As Baines the player, his nine year-long partnership with Steven Pienaar (lovingly known as the “Bainaar line” by Evertonians) is perhaps the best example of two wide players in blue playing together almost telepathically. That partnership was only broken by Pienaar’s year long break with Spurs in 2011 and initially when David Moyes preferred Joleon Lescott at left back and the later years when Martinez chose to use Kevin Mirallas as a more natural winger. You probably need to go back as far as the 1985 combination of Trevor Steven and Gary Stevens on the opposite flank to see anything similar for Everton. In Baines’ case there was never a spectacular fall from grace as a player, “consistency” could have been his middle name. Those “Bainaar” combination moves that graced Goodison for so long are surely something that could be taught to those willing to listen?

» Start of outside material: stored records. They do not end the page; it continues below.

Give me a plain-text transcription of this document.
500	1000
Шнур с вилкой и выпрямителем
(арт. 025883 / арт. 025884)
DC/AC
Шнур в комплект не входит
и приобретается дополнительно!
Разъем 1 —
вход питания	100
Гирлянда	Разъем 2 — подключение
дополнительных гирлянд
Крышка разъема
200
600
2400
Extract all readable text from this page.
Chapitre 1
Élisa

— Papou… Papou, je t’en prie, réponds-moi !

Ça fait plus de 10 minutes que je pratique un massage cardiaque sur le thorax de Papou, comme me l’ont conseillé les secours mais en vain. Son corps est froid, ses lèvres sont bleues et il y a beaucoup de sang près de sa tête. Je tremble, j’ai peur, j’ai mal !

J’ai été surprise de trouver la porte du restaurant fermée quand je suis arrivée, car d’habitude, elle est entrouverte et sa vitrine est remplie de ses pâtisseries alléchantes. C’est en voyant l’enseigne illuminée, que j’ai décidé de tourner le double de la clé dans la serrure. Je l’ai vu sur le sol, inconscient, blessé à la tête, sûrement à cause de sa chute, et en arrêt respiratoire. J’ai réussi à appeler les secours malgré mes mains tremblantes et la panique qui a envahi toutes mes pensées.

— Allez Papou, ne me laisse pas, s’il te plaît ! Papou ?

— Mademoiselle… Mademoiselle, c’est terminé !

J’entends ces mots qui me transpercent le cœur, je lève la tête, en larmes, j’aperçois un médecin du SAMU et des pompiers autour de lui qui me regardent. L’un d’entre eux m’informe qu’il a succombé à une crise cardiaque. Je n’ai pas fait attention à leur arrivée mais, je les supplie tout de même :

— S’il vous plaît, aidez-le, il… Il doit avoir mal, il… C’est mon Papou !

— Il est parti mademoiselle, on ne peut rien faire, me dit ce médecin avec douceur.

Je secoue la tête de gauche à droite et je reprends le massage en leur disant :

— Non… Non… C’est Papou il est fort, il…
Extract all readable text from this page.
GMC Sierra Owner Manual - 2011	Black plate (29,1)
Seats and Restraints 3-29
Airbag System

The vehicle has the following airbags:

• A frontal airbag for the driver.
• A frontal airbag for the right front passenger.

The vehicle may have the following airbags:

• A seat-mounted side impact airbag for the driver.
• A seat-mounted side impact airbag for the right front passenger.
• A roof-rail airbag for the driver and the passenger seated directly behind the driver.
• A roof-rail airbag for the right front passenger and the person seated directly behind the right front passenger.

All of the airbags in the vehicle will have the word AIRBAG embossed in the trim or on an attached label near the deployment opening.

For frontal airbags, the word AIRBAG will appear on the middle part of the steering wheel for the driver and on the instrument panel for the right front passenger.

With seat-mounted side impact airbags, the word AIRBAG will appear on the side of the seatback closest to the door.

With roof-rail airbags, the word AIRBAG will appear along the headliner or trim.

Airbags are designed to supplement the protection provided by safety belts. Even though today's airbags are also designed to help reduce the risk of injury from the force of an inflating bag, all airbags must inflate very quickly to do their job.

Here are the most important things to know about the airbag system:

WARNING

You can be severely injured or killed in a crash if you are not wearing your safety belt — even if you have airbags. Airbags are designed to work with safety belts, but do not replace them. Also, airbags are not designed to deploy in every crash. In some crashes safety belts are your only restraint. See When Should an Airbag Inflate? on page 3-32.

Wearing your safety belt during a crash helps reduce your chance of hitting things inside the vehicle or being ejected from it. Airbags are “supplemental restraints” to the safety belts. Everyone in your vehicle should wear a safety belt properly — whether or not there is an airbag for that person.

A favourite Baines memory of many supporters will be from deadline day August 2013 when David Moyes came calling for his services after he had just taken the reins at Old Trafford. It ended in tears but not for Evertonians. As part of his regular developmental role with the academy we’re sure Baines has reminded players that the grass is not always greener and that loyalty and respect are qualities that will last a long time in the memory of supporters. Thierry Small, a recent left back like Baines for the Under 18s, if told that story, clearly did not listen. He showed neither of those 2 qualities and has effectively swapped Everton Under 23s for Southampton’s, nice move! As part of his coaching role Baines can therefore also lead by example not just technical advice.
Although you are unlikely to hear him bellowing, our young players would do well to listen to Baines the coach very carefully when he does speak! Blink or switch off and you might miss something, a little like the stunning long range shot Baines the player dispatched in one of his last games in December 2019 that left Leicester City’s keeper Kasper Schmeichel helpless. The quiet man with a passion for playing his guitar will be just as keen as Baines the coach to be in tune straight away.